Incidental collection” is the claimed inadvertent or accidental monitoring of Americans’ communications under Section 702 of the FISA Amendments Act. Incidental collection exists alongside court-approved warranted surveillance authorized on a specific individual.But for incidental collection, no probable cause is needed, no warrant is needed, and no court or judge is involved. It just gets vacuumed up.

While exactly how many Americans have their communications monitored this way is unknown, a significant number Trump staffers (no evidence of incidental surveillance of the Clinton campaign exists) were surveilled by a White House controlled by their opposition party. Election-time claims the Obama administration wasn’t “wiretapping” Trump were disingenuous. They in fact gathered an unprecedented level of inside information. How was it used?

Incidental collection nailed Michael Flynn; the NSA was ostensibly not surveilling Flynn, just listening in on the Russian ambassador as the two spoke. The intercept formed the basis of Flynn’s firing as national security advisor, his guilty plea for perjury, and very possibly his “game changing” testimony against others.
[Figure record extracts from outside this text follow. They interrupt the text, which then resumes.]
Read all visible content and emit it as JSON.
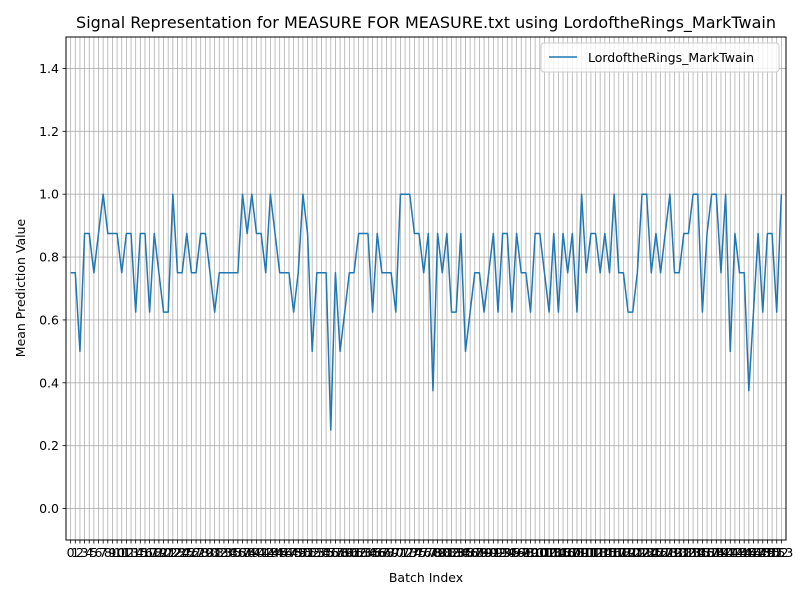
{
  "chart_data": {
    "type": "line",
    "title": "Signal Representation for MEASURE FOR MEASURE.txt using LordoftheRings_MarkTwain",
    "xlabel": "Batch Index",
    "ylabel": "Mean Prediction Value",
    "xlim": [
      -1,
      154
    ],
    "ylim": [
      -0.1,
      1.5
    ],
    "yticks": [
      0.0,
      0.2,
      0.4,
      0.6,
      0.8,
      1.0,
      1.2,
      1.4
    ],
    "ytick_labels": [
      "0.0",
      "0.2",
      "0.4",
      "0.6",
      "0.8",
      "1.0",
      "1.2",
      "1.4"
    ],
    "grid": true,
    "legend_position": "top-right",
    "colors": {
      "series": "#1f77b4",
      "grid": "#b0b0b0"
    },
    "series": [
      {
        "name": "LordoftheRings_MarkTwain",
        "x": [
          0,
          1,
          2,
          3,
          4,
          5,
          6,
          7,
          8,
          9,
          10,
          11,
          12,
          13,
          14,
          15,
          16,
          17,
          18,
          19,
          20,
          21,
          22,
          23,
          24,
          25,
          26,
          27,
          28,
          29,
          30,
          31,
          32,
          33,
          34,
          35,
          36,
          37,
          38,
          39,
          40,
          41,
          42,
          43,
          44,
          45,
          46,
          47,
          48,
          49,
          50,
          51,
          52,
          53,
          54,
          55,
          56,
          57,
          58,
          59,
          60,
          61,
          62,
          63,
          64,
          65,
          66,
          67,
          68,
          69,
          70,
          71,
          72,
          73,
          74,
          75,
          76,
          77,
          78,
          79,
          80,
          81,
          82,
          83,
          84,
          85,
          86,
          87,
          88,
          89,
          90,
          91,
          92,
          93,
          94,
          95,
          96,
          97,
          98,
          99,
          100,
          101,
          102,
          103,
          104,
          105,
          106,
          107,
          108,
          109,
          110,
          111,
          112,
          113,
          114,
          115,
          116,
          117,
          118,
          119,
          120,
          121,
          122,
          123,
          124,
          125,
          126,
          127,
          128,
          129,
          130,
          131,
          132,
          133,
          134,
          135,
          136,
          137,
          138,
          139,
          140,
          141,
          142,
          143,
          144,
          145,
          146,
          147,
          148,
          149,
          150,
          151,
          152,
          153
        ],
        "y": [
          0.75,
          0.75,
          0.5,
          0.875,
          0.875,
          0.75,
          0.875,
          1.0,
          0.875,
          0.875,
          0.875,
          0.75,
          0.875,
          0.875,
          0.625,
          0.875,
          0.875,
          0.625,
          0.875,
          0.75,
          0.625,
          0.625,
          1.0,
          0.75,
          0.75,
          0.875,
          0.75,
          0.75,
          0.875,
          0.875,
          0.75,
          0.625,
          0.75,
          0.75,
          0.75,
          0.75,
          0.75,
          1.0,
          0.875,
          1.0,
          0.875,
          0.875,
          0.75,
          1.0,
          0.875,
          0.75,
          0.75,
          0.75,
          0.625,
          0.75,
          1.0,
          0.875,
          0.5,
          0.75,
          0.75,
          0.75,
          0.25,
          0.75,
          0.5,
          0.625,
          0.75,
          0.75,
          0.875,
          0.875,
          0.875,
          0.625,
          0.875,
          0.75,
          0.75,
          0.75,
          0.625,
          1.0,
          1.0,
          1.0,
          0.875,
          0.875,
          0.75,
          0.875,
          0.375,
          0.875,
          0.75,
          0.875,
          0.625,
          0.625,
          0.875,
          0.5,
          0.625,
          0.75,
          0.75,
          0.625,
          0.75,
          0.875,
          0.625,
          0.875,
          0.875,
          0.625,
          0.875,
          0.75,
          0.75,
          0.625,
          0.875,
          0.875,
          0.75,
          0.625,
          0.875,
          0.625,
          0.875,
          0.75,
          0.875,
          0.625,
          1.0,
          0.75,
          0.875,
          0.875,
          0.75,
          0.875,
          0.75,
          1.0,
          0.75,
          0.75,
          0.625,
          0.625,
          0.75,
          1.0,
          1.0,
          0.75,
          0.875,
          0.75,
          0.875,
          1.0,
          0.75,
          0.75,
          0.875,
          0.875,
          1.0,
          1.0,
          0.625,
          0.875,
          1.0,
          1.0,
          0.75,
          1.0,
          0.5,
          0.875,
          0.75,
          0.75,
          0.375,
          0.625,
          0.875,
          0.625,
          0.875,
          0.875,
          0.625,
          1.0
        ]
      }
    ]
  }
}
Jeff Sessions was similarly incidentally surveilled, as was former White House Chief Strategist Steve Bannon, whose conversations were picked up as part of a FISA warrant issued against Trump associate, Carter Page.Paul Manafort and Richard Gates were also subjects of FISA-warranted surveillance; they were surveilled in 2014, the case was dropped for lack of evidence, then re-surveilled after they joined the Trump team and became more interesting to the state.